439 P.3d 739
Wyo.2019Background
- Osban was arraigned May 5, 2017 on aggravated assault and methamphetamine possession; he demanded a speedy trial under W.R.Cr.P. 48.
- The trial deadline under Rule 48 (180 days) was November 1, 2017; the trial was ultimately held November 15, 2017 (194 days after arraignment).
- The district court had placed Osban on a crowded trial "stack" and had originally scheduled trial for August/October dates before vacating the October 16 setting.
- On October 5–6, 2017 the court issued a bench warrant after the State filed to revoke bond for positive drug/alcohol tests; Osban surrendered October 12 and counsel was later told the October 16 setting had been vacated.
- The court reset trial beyond the Rule 48 deadline without giving Osban contemporaneous written notice and an opportunity to object under Rule 48(b)(4)(C); Osban moved to dismiss on November 6, 2017 and the court denied the motion.
- The jury convicted Osban of methamphetamine possession; the Wyoming Supreme Court reversed the conviction on Rule 48 speedy-trial grounds and did not address the suppression claim.
Issues
| Issue | Plaintiff's Argument | Defendant's Argument | Held |
|---|---|---|---|
| Whether W.R.Cr.P. 48 was violated when trial occurred 194 days after arraignment | Osban: court sua sponte vacated the October 16 trial and reset beyond 180 days without notifying him or allowing objection, so Rule 48 was violated | State: continuance was justified by due administration of justice (crowded docket) and Osban was notified/had opportunity to object; no substantial prejudice | Reversed: court violated Rule 48 because it failed to follow (b)(4)(C) notice/objection procedure before continuing trial in the due administration of justice |
| Whether district court erred denying suppression of methamphetamine found in truck | Osban: search of container in truck was unreasonable and evidence should be suppressed | State: search lawful (arguments asserted below) | Not reached: appellate court reversed on speedy-trial grounds and did not decide suppression |
Key Cases Cited
- Castellanos v.
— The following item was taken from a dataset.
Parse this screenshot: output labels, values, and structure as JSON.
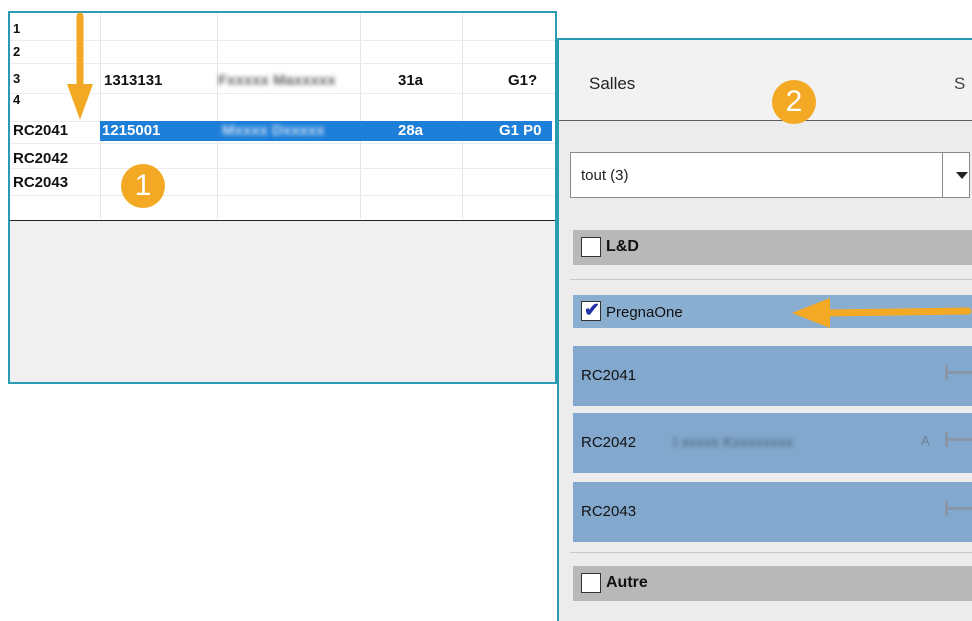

State, 366 P.3d 1279 (Wyo. 2016) (Rule 48 is mandatory but does not prescribe a rigid multi-step procedure for every rescheduling)
- Rodiack v. State, 55 P.3d 1 (Wyo. 2002) (W.R.Cr.P. 48 provisions are mandatory)
- Barker v. Wingo, 407 U.S. 514 (U.S. 1972) (constitutional speedy-trial analysis framework)
- Germany v. State, 999 P.2d 63 (Wyo. 2000) (docket management may justify continuance under Rule 48(b)(4)(B)(iii) when defendant is notified and may object)
- Vlahos v. State, 75 P.3d 628 (Wyo. 2003) (defendant must be put on notice of possible continuance and given chance to raise speedy-trial concerns)
- Taylor v. State, 17 P.3d 715 (Wyo. 2001) (continuance in due administration of justice must follow notice/objection procedures)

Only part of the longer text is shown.